This is the obvious reason that so many companies look to deduplication. The Virtual Tape Library (VTL) has been extremely effective at improving backup performance over straight disk. But, even with the benefit of compression, the storage costs add up when trying to retain weeks of backup data on disk for quicker recovery. Deduplication lets you keep much more data on hand while significantly reducing disk consumption.

Note: Don’t let the marketing spin of 50:1 or 30:1 deduplication ratios mislead you. Common storage savings ratios are between 8:1 and 10:1, or 87.5% and 90%. A 20:1 ratio is 95%. You still have to store every unique block once, so size your solution accordingly.

2. Replication bandwidth savings

Replicating backup data on virtual tape has been available for many years; however the bandwidth requirements can be cost prohibitive. Deduplication reduces the bandwidth requirements by 90% or more. The ability to move the data over IP instead of by truck results in many additional benefits:

  • No physical tape or tape handling
  • No need for tape encryption (no risk of lost tapes)
  • Centralized physical tape operations, when necessary
  • Tier 2 and Tier 3 systems have cost effective DR solutions

Note: Once the deduplication repository of unique blocks is seeded with a couple of full backups, you will see the average deduplication ratio for each tape begin to rise to 20:1 or more. Don’t confuse this with your overall repository ratio. However, the actual deduplication ratio on the tape directly impacts the replication bandwidth required. At a 20:1 ratio, you are talking about utilizing only five percent of the original bandwidth.

3. Improved IT productivity

The fact is that it takes people to manage the making of tape copies, ejecting them and shipping the physical tapes for offsite storage. But while these actions are necessary, they are not adding much value to your business. By using remote data replication instead of physical tape shipping, valuable IT staff time is freed up for more productive work.

4. Reduction of facility requirements

Replacing physical tape libraries with a large amount of disk arrays and servers helps solve some problems, but it continues to put a load on the power and cooling requirements of your facility. Deduplication reduces this footprint greatly, and some solutions can utilize more energy efficient technologies like MAID storage to reduce it even further.

5. Improved recovery times

Having the backup data online for recovery saves the time required to locate and mount the necessary physical tape. Backup data is accessed directly from disk resources without having to search sequentially through a tape. This is especially valuable when using techniques such as synthetic backups that disperse backup data across many tapes. For customers with TSM, the recovery time from a non-collocated Copy Pool at a DR site can be slow. If the Primary Pool is replicated completely using deduplication and replication, your recovery times improve.

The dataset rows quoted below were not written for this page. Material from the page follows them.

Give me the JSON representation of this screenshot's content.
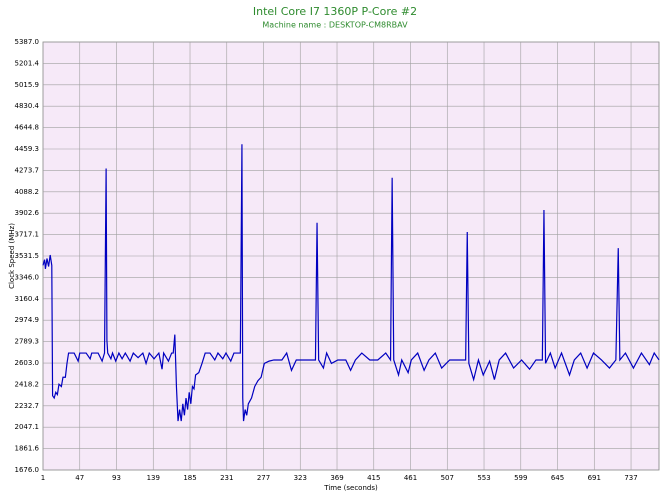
{
  "chart_data": {
    "type": "line",
    "title": "Intel Core I7 1360P P-Core #2",
    "subtitle": "Machine name : DESKTOP-CM8RBAV",
    "x_label": "Time (seconds)",
    "y_label": "Clock Speed (MHz)",
    "color": "#0000c0",
    "grid": true,
    "xlim": [
      1,
      772
    ],
    "ylim": [
      1676.0,
      5387.0
    ],
    "xticks": [
      1,
      47,
      93,
      139,
      185,
      231,
      277,
      323,
      369,
      415,
      461,
      507,
      553,
      599,
      645,
      691,
      737
    ],
    "yticks": [
      {
        "value": 1676.0,
        "label": "1676.0"
      },
      1861.6,
      2047.1,
      2232.7,
      2418.2,
      {
        "value": 2603.0,
        "label": "2603.0"
      },
      2789.3,
      2974.9,
      3160.4,
      {
        "value": 3346.0,
        "label": "3346.0"
      },
      3531.5,
      3717.1,
      3902.6,
      4088.2,
      4273.7,
      4459.3,
      4644.8,
      4830.4,
      5015.9,
      5201.4,
      {
        "value": 5387.0,
        "label": "5387.0"
      }
    ],
    "x": [
      1,
      3,
      4,
      6,
      8,
      10,
      12,
      13,
      15,
      17,
      19,
      21,
      24,
      26,
      29,
      31,
      33,
      40,
      45,
      47,
      55,
      60,
      62,
      70,
      75,
      78,
      80,
      81,
      82,
      86,
      88,
      92,
      96,
      100,
      104,
      110,
      114,
      120,
      126,
      130,
      134,
      140,
      146,
      150,
      152,
      158,
      162,
      164,
      166,
      168,
      170,
      172,
      174,
      176,
      178,
      180,
      182,
      184,
      186,
      188,
      190,
      192,
      196,
      200,
      204,
      210,
      216,
      220,
      226,
      230,
      236,
      240,
      248,
      250,
      251,
      252,
      254,
      256,
      258,
      262,
      266,
      270,
      274,
      278,
      284,
      290,
      300,
      306,
      312,
      318,
      330,
      342,
      344,
      346,
      352,
      356,
      362,
      370,
      380,
      386,
      392,
      400,
      410,
      420,
      430,
      436,
      438,
      440,
      446,
      450,
      458,
      462,
      470,
      478,
      484,
      492,
      500,
      510,
      520,
      530,
      532,
      534,
      540,
      546,
      552,
      560,
      566,
      572,
      580,
      590,
      600,
      610,
      618,
      626,
      628,
      630,
      636,
      642,
      650,
      660,
      666,
      674,
      682,
      690,
      700,
      710,
      718,
      721,
      723,
      730,
      740,
      750,
      760,
      766,
      772
    ],
    "values": [
      3450,
      3500,
      3420,
      3510,
      3440,
      3540,
      3450,
      2320,
      2300,
      2350,
      2330,
      2420,
      2400,
      2480,
      2480,
      2600,
      2690,
      2690,
      2620,
      2690,
      2690,
      2640,
      2690,
      2690,
      2620,
      2690,
      4290,
      2800,
      2690,
      2640,
      2690,
      2620,
      2690,
      2640,
      2690,
      2620,
      2690,
      2650,
      2690,
      2600,
      2690,
      2640,
      2690,
      2550,
      2690,
      2620,
      2690,
      2690,
      2850,
      2400,
      2100,
      2200,
      2100,
      2250,
      2150,
      2300,
      2200,
      2350,
      2250,
      2400,
      2380,
      2500,
      2520,
      2600,
      2690,
      2690,
      2630,
      2690,
      2640,
      2690,
      2620,
      2690,
      2690,
      4500,
      2300,
      2100,
      2200,
      2150,
      2250,
      2300,
      2400,
      2450,
      2480,
      2600,
      2620,
      2630,
      2630,
      2690,
      2540,
      2630,
      2630,
      2630,
      3820,
      2630,
      2560,
      2690,
      2600,
      2630,
      2630,
      2540,
      2630,
      2690,
      2630,
      2630,
      2690,
      2630,
      4210,
      2630,
      2500,
      2630,
      2520,
      2630,
      2690,
      2540,
      2630,
      2690,
      2560,
      2630,
      2630,
      2630,
      3740,
      2600,
      2460,
      2630,
      2500,
      2620,
      2460,
      2630,
      2690,
      2560,
      2630,
      2550,
      2630,
      2630,
      3930,
      2600,
      2690,
      2560,
      2690,
      2500,
      2630,
      2690,
      2560,
      2690,
      2630,
      2560,
      2630,
      3600,
      2630,
      2690,
      2560,
      2690,
      2590,
      2690,
      2630
    ]
  }
}
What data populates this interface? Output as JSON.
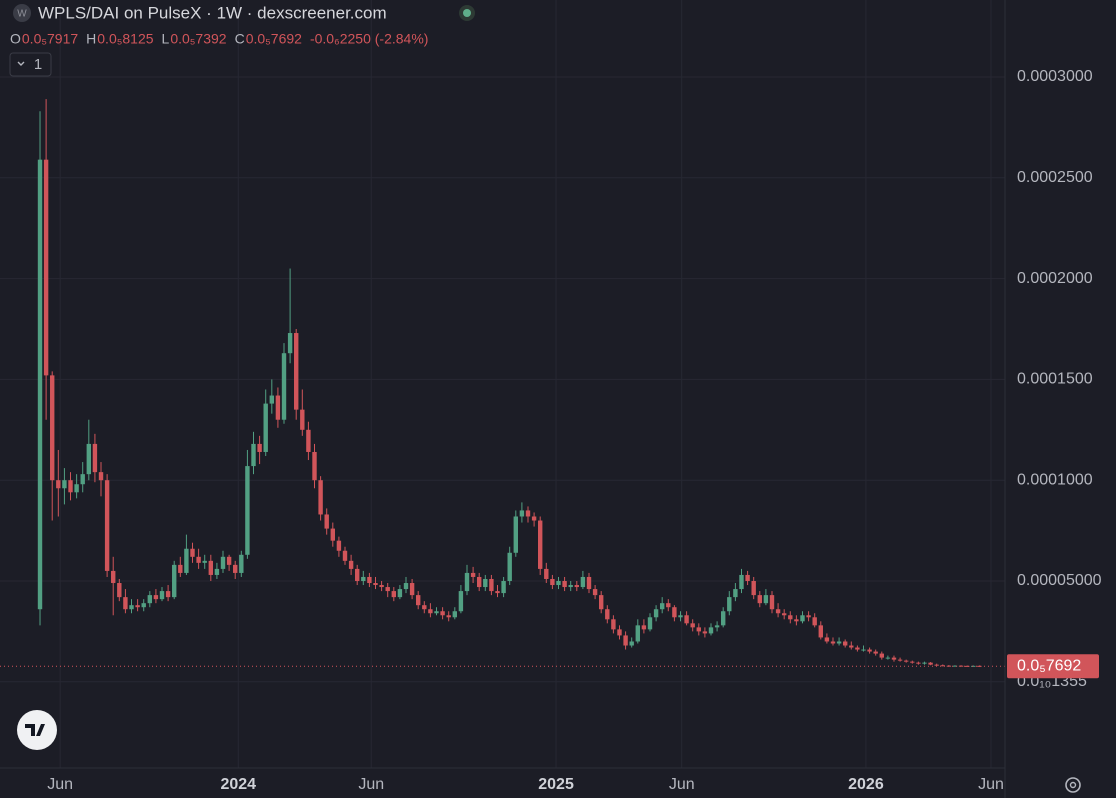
{
  "chart_data": {
    "type": "candlestick",
    "title": "WPLS/DAI on PulseX · 1W · dexscreener.com",
    "ohlc_header": {
      "labels": [
        "O",
        "H",
        "L",
        "C"
      ],
      "values": [
        "0.0₅7917",
        "0.0₅8125",
        "0.0₅7392",
        "0.0₅7692"
      ],
      "change": "-0.0₆2250 (-2.84%)"
    },
    "interval_button": "1",
    "last_price_label": "0.0₅7692",
    "up_color": "#52a083",
    "down_color": "#d1555a",
    "grid": true,
    "open": [
      3.6e-05,
      0.000259,
      0.000152,
      0.0001,
      9.6e-05,
      0.0001,
      9.4e-05,
      9.8e-05,
      0.000103,
      0.000118,
      0.000104,
      0.0001,
      5.5e-05,
      4.9e-05,
      4.2e-05,
      3.6e-05,
      3.8e-05,
      3.7e-05,
      3.9e-05,
      4.3e-05,
      4.1e-05,
      4.5e-05,
      4.2e-05,
      5.8e-05,
      5.4e-05,
      6.6e-05,
      6.2e-05,
      5.9e-05,
      6e-05,
      5.3e-05,
      5.6e-05,
      6.2e-05,
      5.8e-05,
      5.4e-05,
      6.3e-05,
      0.000107,
      0.000118,
      0.000114,
      0.000138,
      0.000142,
      0.00013,
      0.000163,
      0.000173,
      0.000135,
      0.000125,
      0.000114,
      0.0001,
      8.3e-05,
      7.6e-05,
      7e-05,
      6.5e-05,
      6e-05,
      5.6e-05,
      5e-05,
      5.2e-05,
      4.9e-05,
      4.8e-05,
      4.7e-05,
      4.5e-05,
      4.2e-05,
      4.6e-05,
      4.9e-05,
      4.3e-05,
      3.8e-05,
      3.6e-05,
      3.4e-05,
      3.5e-05,
      3.3e-05,
      3.2e-05,
      3.5e-05,
      4.5e-05,
      5.4e-05,
      5.2e-05,
      4.7e-05,
      5.1e-05,
      4.5e-05,
      4.4e-05,
      5e-05,
      6.4e-05,
      8.2e-05,
      8.5e-05,
      8.2e-05,
      8e-05,
      5.6e-05,
      5.1e-05,
      4.8e-05,
      5e-05,
      4.7e-05,
      4.8e-05,
      4.7e-05,
      5.2e-05,
      4.6e-05,
      4.3e-05,
      3.6e-05,
      3.1e-05,
      2.6e-05,
      2.3e-05,
      1.8e-05,
      2e-05,
      2.8e-05,
      2.6e-05,
      3.2e-05,
      3.6e-05,
      3.9e-05,
      3.7e-05,
      3.2e-05,
      3.3e-05,
      2.9e-05,
      2.7e-05,
      2.5e-05,
      2.4e-05,
      2.7e-05,
      2.8e-05,
      3.5e-05,
      4.2e-05,
      4.6e-05,
      5.3e-05,
      5e-05,
      4.3e-05,
      3.9e-05,
      4.3e-05,
      3.6e-05,
      3.4e-05,
      3.3e-05,
      3.1e-05,
      3e-05,
      3.3e-05,
      3.2e-05,
      2.8e-05,
      2.2e-05,
      2e-05,
      1.9e-05,
      2e-05,
      1.8e-05,
      1.7e-05,
      1.6e-05,
      1.6e-05,
      1.5e-05,
      1.4e-05,
      1.2e-05,
      1.2e-05,
      1.1e-05,
      1.05e-05,
      1e-05,
      9.5e-06,
      9e-06,
      9.5e-06,
      8.5e-06,
      8.2e-06,
      8e-06,
      7.9e-06,
      8e-06,
      7.9e-06,
      7.8e-06,
      7.917e-06
    ],
    "high": [
      0.000283,
      0.000289,
      0.000154,
      0.000115,
      0.000106,
      0.000104,
      0.000103,
      0.000109,
      0.00013,
      0.000123,
      0.000109,
      0.000103,
      6.2e-05,
      5.1e-05,
      4.6e-05,
      4.1e-05,
      4.1e-05,
      4.1e-05,
      4.5e-05,
      4.6e-05,
      4.7e-05,
      4.8e-05,
      6e-05,
      6.2e-05,
      7.3e-05,
      6.9e-05,
      6.6e-05,
      6.3e-05,
      6.3e-05,
      5.9e-05,
      6.5e-05,
      6.3e-05,
      6e-05,
      6.5e-05,
      0.000115,
      0.000124,
      0.000122,
      0.000145,
      0.00015,
      0.000146,
      0.000168,
      0.000205,
      0.000175,
      0.000145,
      0.000129,
      0.000118,
      0.000102,
      8.6e-05,
      7.9e-05,
      7.2e-05,
      6.7e-05,
      6.3e-05,
      5.8e-05,
      5.5e-05,
      5.4e-05,
      5.2e-05,
      5e-05,
      4.9e-05,
      4.7e-05,
      4.8e-05,
      5.2e-05,
      5.1e-05,
      4.5e-05,
      4e-05,
      3.9e-05,
      3.7e-05,
      3.7e-05,
      3.5e-05,
      3.7e-05,
      4.8e-05,
      5.8e-05,
      5.7e-05,
      5.4e-05,
      5.3e-05,
      5.3e-05,
      4.8e-05,
      5.2e-05,
      6.7e-05,
      8.5e-05,
      8.9e-05,
      8.7e-05,
      8.4e-05,
      8.2e-05,
      5.9e-05,
      5.3e-05,
      5.2e-05,
      5.2e-05,
      5e-05,
      5e-05,
      5.5e-05,
      5.4e-05,
      4.8e-05,
      4.5e-05,
      3.8e-05,
      3.3e-05,
      2.8e-05,
      2.5e-05,
      2.2e-05,
      3.1e-05,
      3.1e-05,
      3.4e-05,
      3.8e-05,
      4.2e-05,
      4.1e-05,
      3.8e-05,
      3.5e-05,
      3.5e-05,
      3.1e-05,
      2.9e-05,
      2.7e-05,
      2.9e-05,
      3e-05,
      3.7e-05,
      4.5e-05,
      4.9e-05,
      5.6e-05,
      5.5e-05,
      5.2e-05,
      4.5e-05,
      4.6e-05,
      4.5e-05,
      3.9e-05,
      3.6e-05,
      3.5e-05,
      3.3e-05,
      3.5e-05,
      3.5e-05,
      3.4e-05,
      3e-05,
      2.4e-05,
      2.2e-05,
      2.2e-05,
      2.1e-05,
      2e-05,
      1.8e-05,
      1.8e-05,
      1.7e-05,
      1.6e-05,
      1.5e-05,
      1.3e-05,
      1.3e-05,
      1.2e-05,
      1.1e-05,
      1.05e-05,
      1e-05,
      1e-05,
      9.8e-06,
      9e-06,
      8.6e-06,
      8.3e-06,
      8.2e-06,
      8.2e-06,
      8.1e-06,
      8.1e-06,
      8.125e-06
    ],
    "low": [
      2.8e-05,
      0.00013,
      8e-05,
      8.2e-05,
      8.8e-05,
      9e-05,
      9.1e-05,
      9.4e-05,
      0.0001,
      9.9e-05,
      9.2e-05,
      5.2e-05,
      3.3e-05,
      4e-05,
      3.4e-05,
      3.4e-05,
      3.5e-05,
      3.5e-05,
      3.7e-05,
      3.9e-05,
      4e-05,
      4e-05,
      4.1e-05,
      5.2e-05,
      5.3e-05,
      5.9e-05,
      5.6e-05,
      5.6e-05,
      5e-05,
      5.1e-05,
      5.4e-05,
      5.5e-05,
      5.1e-05,
      5.2e-05,
      6.1e-05,
      0.000103,
      0.000108,
      0.000112,
      0.000133,
      0.000126,
      0.000128,
      0.000158,
      0.00013,
      0.000122,
      0.00011,
      9.6e-05,
      8e-05,
      7.3e-05,
      6.7e-05,
      6.2e-05,
      5.8e-05,
      5.3e-05,
      4.8e-05,
      4.8e-05,
      4.7e-05,
      4.6e-05,
      4.5e-05,
      4.2e-05,
      4e-05,
      4.1e-05,
      4.4e-05,
      4.1e-05,
      3.6e-05,
      3.4e-05,
      3.2e-05,
      3.3e-05,
      3.1e-05,
      3e-05,
      3.1e-05,
      3.4e-05,
      4.3e-05,
      4.9e-05,
      4.5e-05,
      4.5e-05,
      4.3e-05,
      4.2e-05,
      4.2e-05,
      4.8e-05,
      6.2e-05,
      7.9e-05,
      7.9e-05,
      7.7e-05,
      5.3e-05,
      4.9e-05,
      4.6e-05,
      4.6e-05,
      4.5e-05,
      4.5e-05,
      4.5e-05,
      4.6e-05,
      4.4e-05,
      4.1e-05,
      3.4e-05,
      2.9e-05,
      2.4e-05,
      2.1e-05,
      1.6e-05,
      1.7e-05,
      1.9e-05,
      2.4e-05,
      2.5e-05,
      3e-05,
      3.4e-05,
      3.5e-05,
      3e-05,
      3e-05,
      2.8e-05,
      2.5e-05,
      2.3e-05,
      2.2e-05,
      2.3e-05,
      2.5e-05,
      2.7e-05,
      3.3e-05,
      4e-05,
      4.4e-05,
      4.8e-05,
      4.1e-05,
      3.7e-05,
      3.8e-05,
      3.4e-05,
      3.2e-05,
      3.1e-05,
      2.9e-05,
      2.8e-05,
      2.9e-05,
      3e-05,
      2.7e-05,
      2.1e-05,
      1.9e-05,
      1.8e-05,
      1.8e-05,
      1.7e-05,
      1.6e-05,
      1.5e-05,
      1.5e-05,
      1.4e-05,
      1.3e-05,
      1.1e-05,
      1.1e-05,
      1e-05,
      1e-05,
      9.5e-06,
      9e-06,
      8.5e-06,
      8.5e-06,
      8.2e-06,
      7.9e-06,
      7.7e-06,
      7.7e-06,
      7.7e-06,
      7.7e-06,
      7.6e-06,
      7.6e-06,
      7.392e-06
    ],
    "close": [
      0.000259,
      0.000152,
      0.0001,
      9.6e-05,
      0.0001,
      9.4e-05,
      9.8e-05,
      0.000103,
      0.000118,
      0.000104,
      0.0001,
      5.5e-05,
      4.9e-05,
      4.2e-05,
      3.6e-05,
      3.8e-05,
      3.7e-05,
      3.9e-05,
      4.3e-05,
      4.1e-05,
      4.5e-05,
      4.2e-05,
      5.8e-05,
      5.4e-05,
      6.6e-05,
      6.2e-05,
      5.9e-05,
      6e-05,
      5.3e-05,
      5.6e-05,
      6.2e-05,
      5.8e-05,
      5.4e-05,
      6.3e-05,
      0.000107,
      0.000118,
      0.000114,
      0.000138,
      0.000142,
      0.00013,
      0.000163,
      0.000173,
      0.000135,
      0.000125,
      0.000114,
      0.0001,
      8.3e-05,
      7.6e-05,
      7e-05,
      6.5e-05,
      6e-05,
      5.6e-05,
      5e-05,
      5.2e-05,
      4.9e-05,
      4.8e-05,
      4.7e-05,
      4.5e-05,
      4.2e-05,
      4.6e-05,
      4.9e-05,
      4.3e-05,
      3.8e-05,
      3.6e-05,
      3.4e-05,
      3.5e-05,
      3.3e-05,
      3.2e-05,
      3.5e-05,
      4.5e-05,
      5.4e-05,
      5.2e-05,
      4.7e-05,
      5.1e-05,
      4.5e-05,
      4.4e-05,
      5e-05,
      6.4e-05,
      8.2e-05,
      8.5e-05,
      8.2e-05,
      8e-05,
      5.6e-05,
      5.1e-05,
      4.8e-05,
      5e-05,
      4.7e-05,
      4.8e-05,
      4.7e-05,
      5.2e-05,
      4.6e-05,
      4.3e-05,
      3.6e-05,
      3.1e-05,
      2.6e-05,
      2.3e-05,
      1.8e-05,
      2e-05,
      2.8e-05,
      2.6e-05,
      3.2e-05,
      3.6e-05,
      3.9e-05,
      3.7e-05,
      3.2e-05,
      3.3e-05,
      2.9e-05,
      2.7e-05,
      2.5e-05,
      2.4e-05,
      2.7e-05,
      2.8e-05,
      3.5e-05,
      4.2e-05,
      4.6e-05,
      5.3e-05,
      5e-05,
      4.3e-05,
      3.9e-05,
      4.3e-05,
      3.6e-05,
      3.4e-05,
      3.3e-05,
      3.1e-05,
      3e-05,
      3.3e-05,
      3.2e-05,
      2.8e-05,
      2.2e-05,
      2e-05,
      1.9e-05,
      2e-05,
      1.8e-05,
      1.7e-05,
      1.6e-05,
      1.6e-05,
      1.5e-05,
      1.4e-05,
      1.2e-05,
      1.2e-05,
      1.1e-05,
      1.05e-05,
      1e-05,
      9.5e-06,
      9e-06,
      9.5e-06,
      8.5e-06,
      8.2e-06,
      8e-06,
      7.9e-06,
      8e-06,
      7.9e-06,
      7.8e-06,
      7.917e-06,
      7.692e-06
    ],
    "xlim": [
      -6.56,
      158.2
    ],
    "xticks": [
      {
        "value": 3.3,
        "label": "Jun"
      },
      {
        "value": 32.5,
        "label": "2024"
      },
      {
        "value": 54.3,
        "label": "Jun"
      },
      {
        "value": 84.6,
        "label": "2025"
      },
      {
        "value": 105.2,
        "label": "Jun"
      },
      {
        "value": 135.4,
        "label": "2026"
      },
      {
        "value": 155.9,
        "label": "Jun"
      }
    ],
    "ylim": [
      -4.276e-05,
      0.0003382
    ],
    "yticks": [
      {
        "value": 1.355e-11,
        "label": "0.0₁₀1355"
      },
      {
        "value": 5e-05,
        "label": "0.00005000"
      },
      {
        "value": 0.0001,
        "label": "0.0001000"
      },
      {
        "value": 0.00015,
        "label": "0.0001500"
      },
      {
        "value": 0.0002,
        "label": "0.0002000"
      },
      {
        "value": 0.00025,
        "label": "0.0002500"
      },
      {
        "value": 0.0003,
        "label": "0.0003000"
      }
    ]
  }
}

Note: Make sure you test recovery when evaluating deduplication products. The ability to stream the data out of the deduplicated repository is rarely discussed by vendors, because few solutions scale well as needs grow. Restore time may be far slower than backup time.

Conclusion

The primary ROI factors for deduplication are reducing disk storage and replication bandwidth. These are the enabling factors for many of the other reasons enterprises look to deduplication. If you keep this in mind, you should be able to come up with some additional benefits within your environment.